Setiap kali pulang kampung, kegiatan yang tak pernah saya lewatkan adalah bernostalgia dengan makanan tradisional . Salah satu yang tak boleh terlupa untuk disantap adalah puli/gendar. Bentuknya mirip nasi ketan yang dipadatkan. Warnanya kuning gading, kenyal (twing-twing kalau kita towel ). Puli paling enak disajikan dengan tempe bacem goreng atau di taburi kelapa parut goreng (srondeng). Bisa juga dimakan bareng pecel. Rasanya? Lejaaatt brutaalll🙂.

Puli juga bisa dibikin kerupuk nan lejaat, biasa disebut kerupuk karak, kerupuk gendar, atau di beberapa daerah disebut lempeng.
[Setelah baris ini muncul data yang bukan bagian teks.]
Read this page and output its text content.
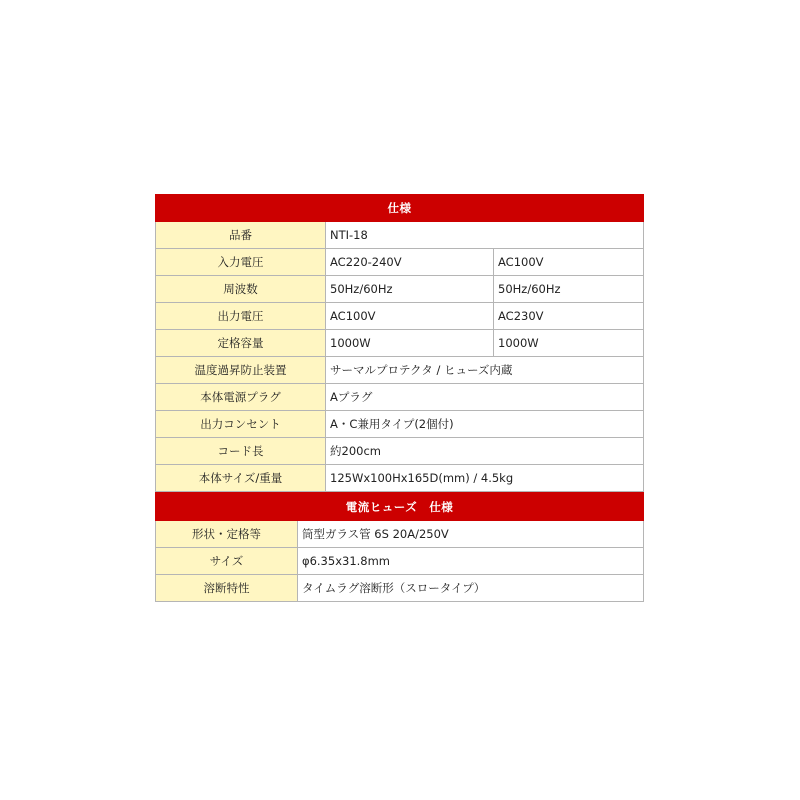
仕様		
品番	NTI-18	
入力電圧	AC220-240V	AC100V
周波数	50Hz/60Hz	50Hz/60Hz
出力電圧	AC100V	AC230V
定格容量	1000W	1000W
温度過昇防止装置	サーマルプロテクタ / ヒューズ内蔵	
本体電源プラグ	Aプラグ	
出力コンセント	A・C兼用タイプ(2個付)	
コード長	約200cm	
本体サイズ/重量	125Wx100Hx165D(mm) / 4.5kg	
電流ヒューズ　仕様	
形状・定格等	筒型ガラス管 6S 20A/250V
サイズ	φ6.35x31.8mm
溶断特性	タイムラグ溶断形（スロータイプ）
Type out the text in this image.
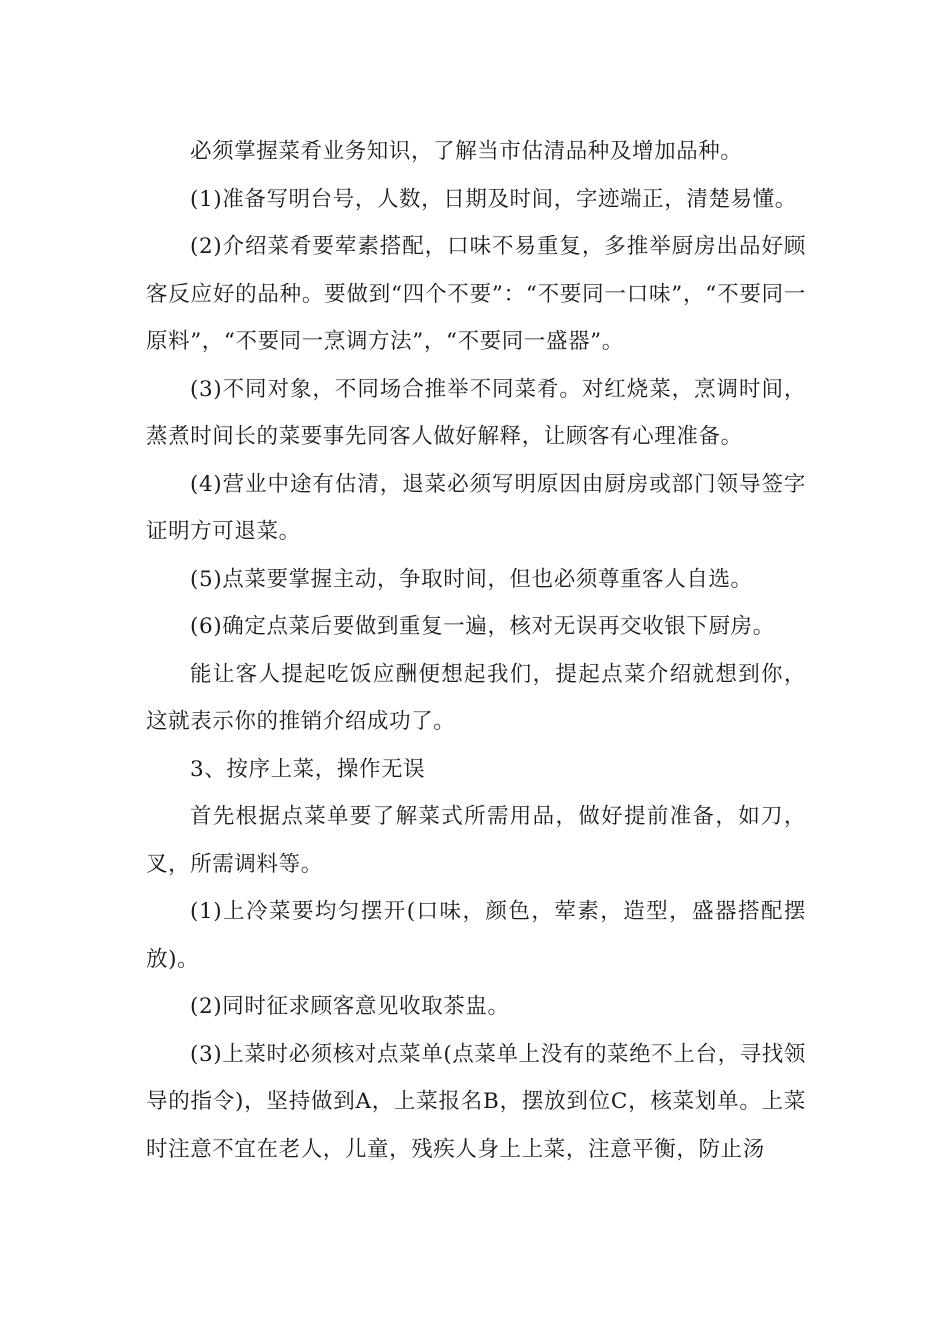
必须掌握菜肴业务知识，了解当市估清品种及增加品种。

(1)准备写明台号，人数，日期及时间，字迹端正，清楚易懂。

(2)介绍菜肴要荤素搭配，口味不易重复，多推举厨房出品好顾客反应好的品种。要做到“四个不要”：“不要同一口味”，“不要同一原料”，“不要同一烹调方法”，“不要同一盛器”。

(3)不同对象，不同场合推举不同菜肴。对红烧菜，烹调时间，蒸煮时间长的菜要事先同客人做好解释，让顾客有心理准备。

(4)营业中途有估清，退菜必须写明原因由厨房或部门领导签字证明方可退菜。

(5)点菜要掌握主动，争取时间，但也必须尊重客人自选。

(6)确定点菜后要做到重复一遍，核对无误再交收银下厨房。

能让客人提起吃饭应酬便想起我们，提起点菜介绍就想到你，这就表示你的推销介绍成功了。

3、按序上菜，操作无误

首先根据点菜单要了解菜式所需用品，做好提前准备，如刀，叉，所需调料等。

(1)上冷菜要均匀摆开(口味，颜色，荤素，造型，盛器搭配摆放)。

(2)同时征求顾客意见收取茶盅。

(3)上菜时必须核对点菜单(点菜单上没有的菜绝不上台，寻找领导的指令)，坚持做到A，上菜报名B，摆放到位C，核菜划单。上菜时注意不宜在老人，儿童，残疾人身上上菜，注意平衡，防止汤
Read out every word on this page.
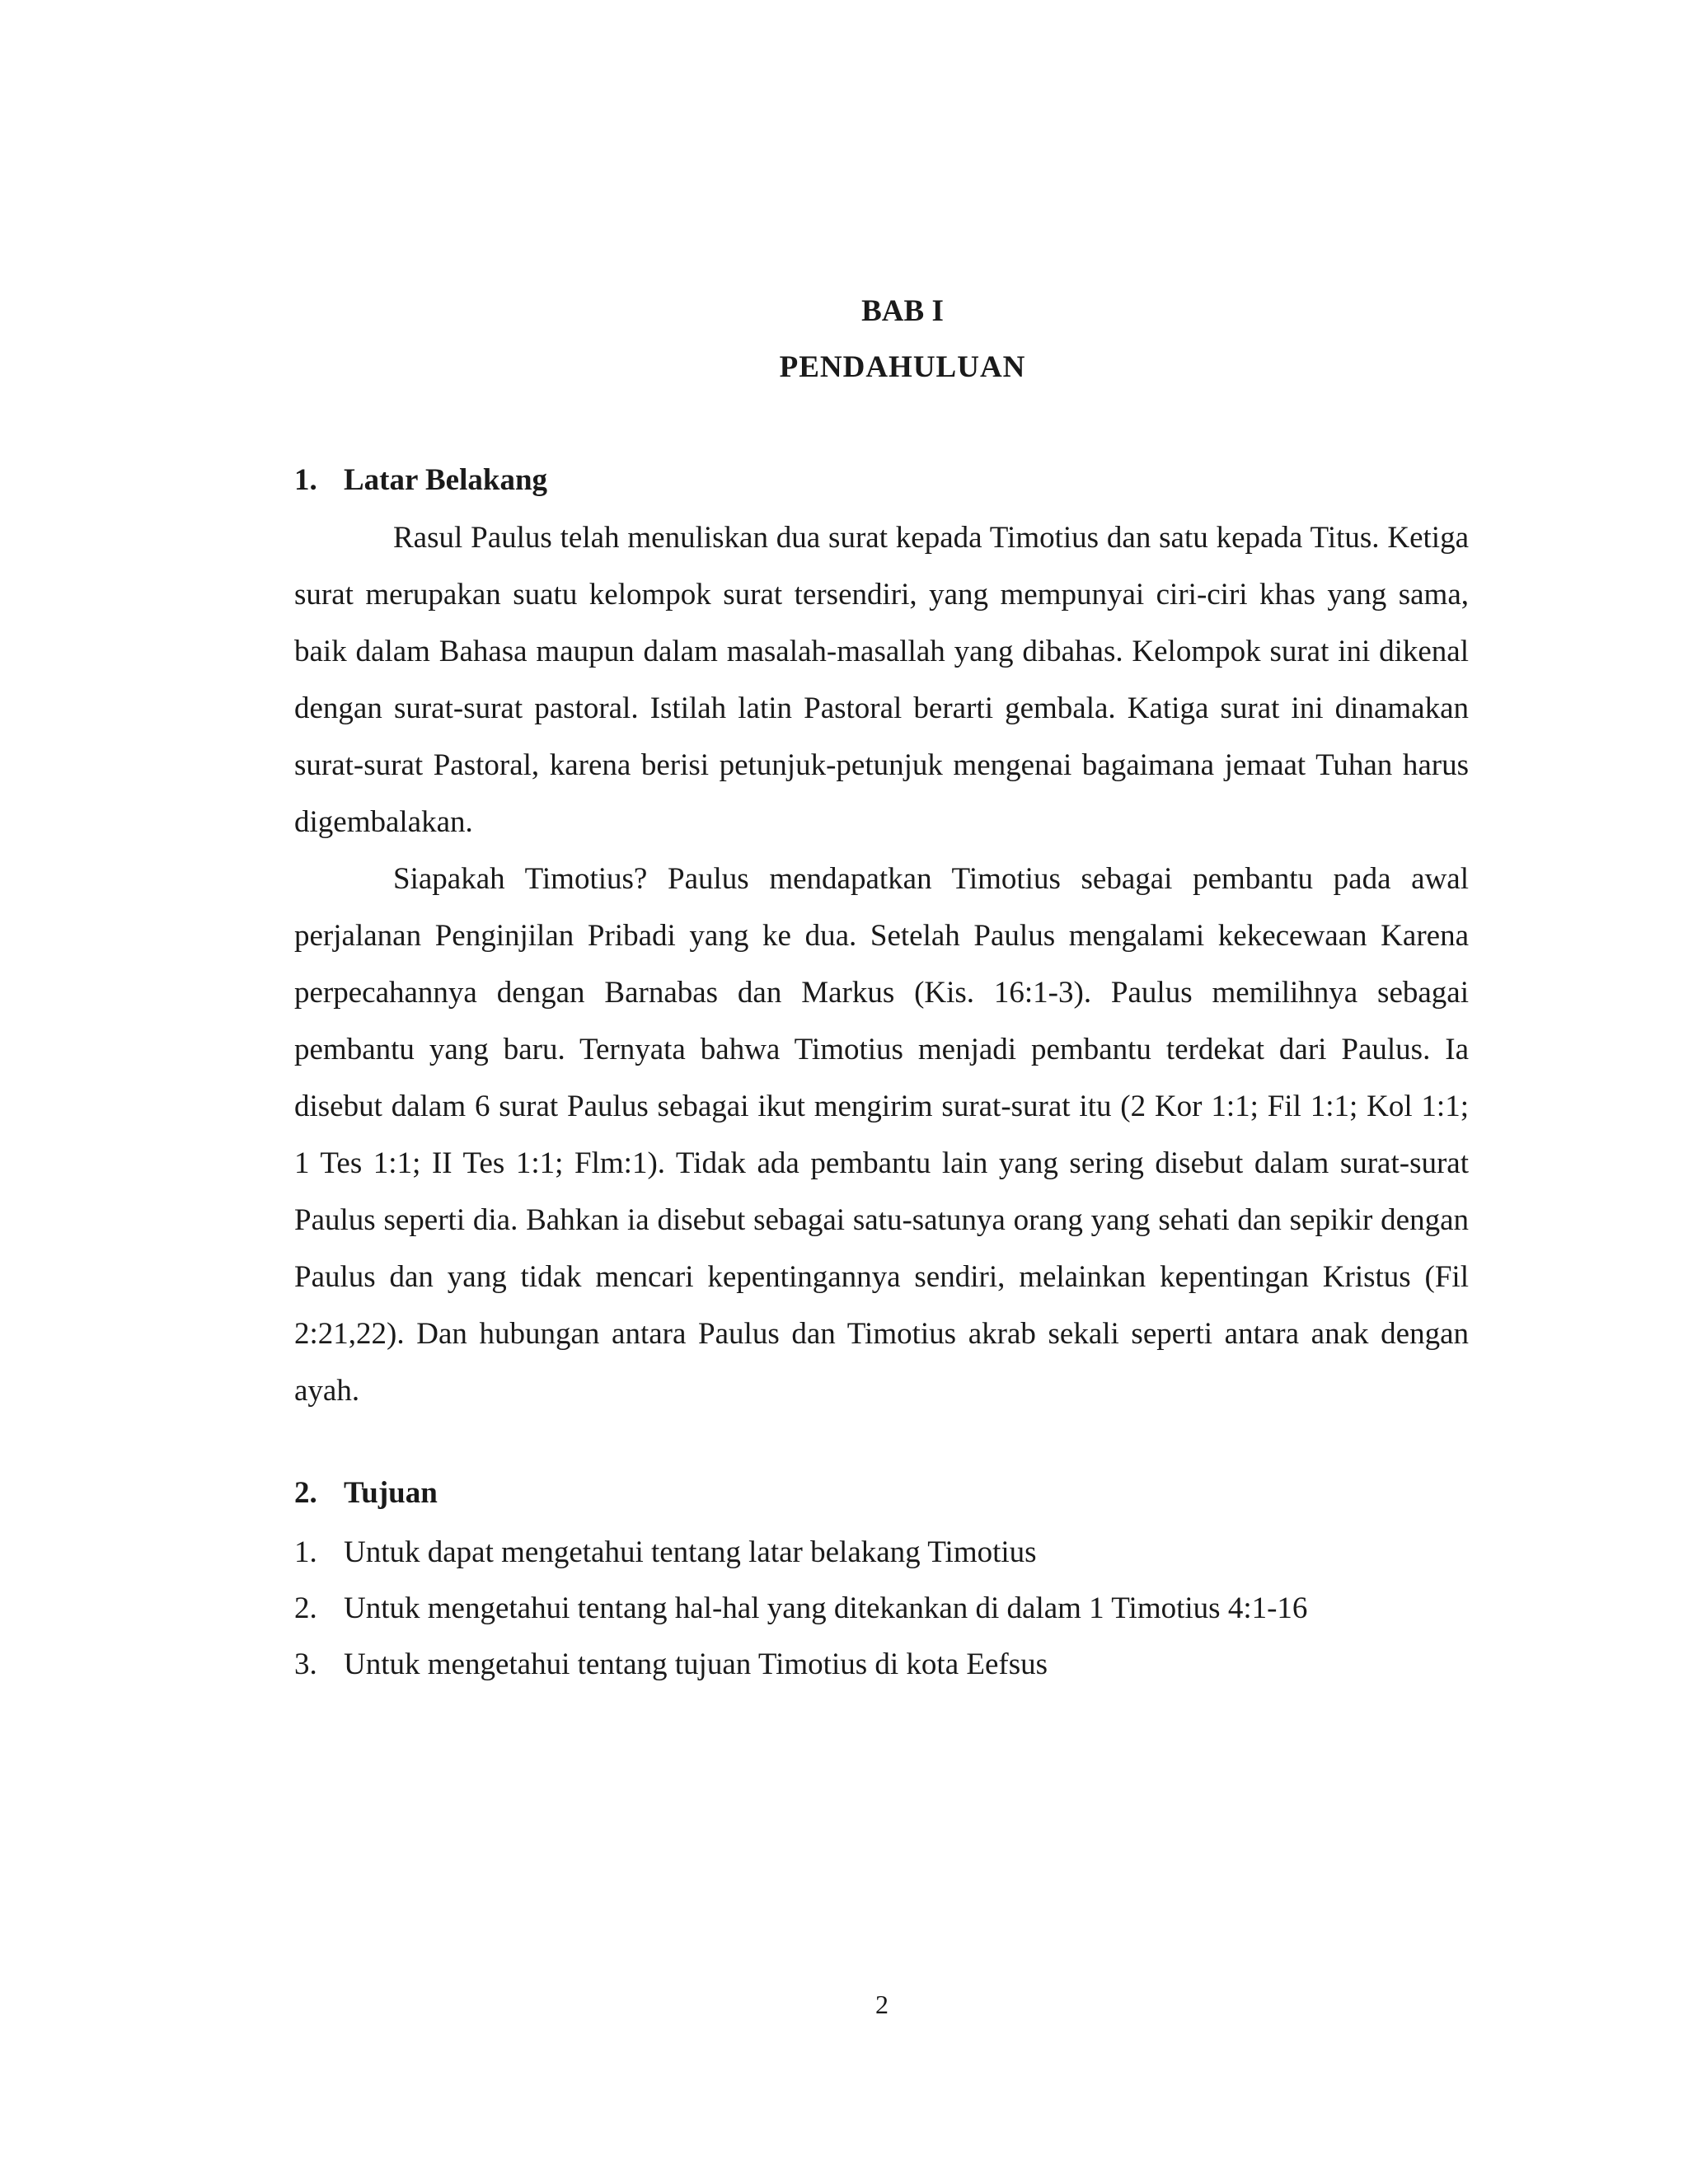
BAB I
PENDAHULUAN
1. Latar Belakang

Rasul Paulus telah menuliskan dua surat kepada Timotius dan satu kepada Titus. Ketiga surat merupakan suatu kelompok surat tersendiri, yang mempunyai ciri-ciri khas yang sama, baik dalam Bahasa maupun dalam masalah-masallah yang dibahas. Kelompok surat ini dikenal dengan surat-surat pastoral. Istilah latin Pastoral berarti gembala. Katiga surat ini dinamakan surat-surat Pastoral, karena berisi petunjuk-petunjuk mengenai bagaimana jemaat Tuhan harus digembalakan.

Siapakah Timotius? Paulus mendapatkan Timotius sebagai pembantu pada awal perjalanan Penginjilan Pribadi yang ke dua. Setelah Paulus mengalami kekecewaan Karena perpecahannya dengan Barnabas dan Markus (Kis. 16:1-3). Paulus memilihnya sebagai pembantu yang baru. Ternyata bahwa Timotius menjadi pembantu terdekat dari Paulus. Ia disebut dalam 6 surat Paulus sebagai ikut mengirim surat-surat itu (2 Kor 1:1; Fil 1:1; Kol 1:1; 1 Tes 1:1; II Tes 1:1; Flm:1). Tidak ada pembantu lain yang sering disebut dalam surat-surat Paulus seperti dia. Bahkan ia disebut sebagai satu-satunya orang yang sehati dan sepikir dengan Paulus dan yang tidak mencari kepentingannya sendiri, melainkan kepentingan Kristus (Fil 2:21,22). Dan hubungan antara Paulus dan Timotius akrab sekali seperti antara anak dengan ayah.

2. Tujuan
1. Untuk dapat mengetahui tentang latar belakang Timotius
2. Untuk mengetahui tentang hal-hal yang ditekankan di dalam 1 Timotius 4:1-16
3. Untuk mengetahui tentang tujuan Timotius di kota Eefsus
2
Bahan dasar puli adalah nasi putih biasa yang dikasih semacam bahan pengenyal yang biasa disebut obat puli/cethithet/bleng. Cara pembuatanya (inget-inget lupa saya, dah lama gak lihat ibuk bikin puli), nasi dikukus dicampur dengan obat puli yang diencerkan. Kemudian nasi dipadatkan dengan cara ditumbuk selagi panas dalam ember bersih. Setelah dingin, barulah dipotong kotak-kotak. Jika ingin dibikin kerupuk maka potongan puli ini diiris tipis-tipis, dijemur hingga benar-benar kering. Baru kemudian digoreng dalam minyak panas. Rasanya…. kemriyuk gilaaaa..:). Kerupuk karak ini mudah dikenali dengan warnanya yang khas kuning gading dan rasa yang sedikit pahit, mungkin karena efek dari bahan pengenyal tersebut.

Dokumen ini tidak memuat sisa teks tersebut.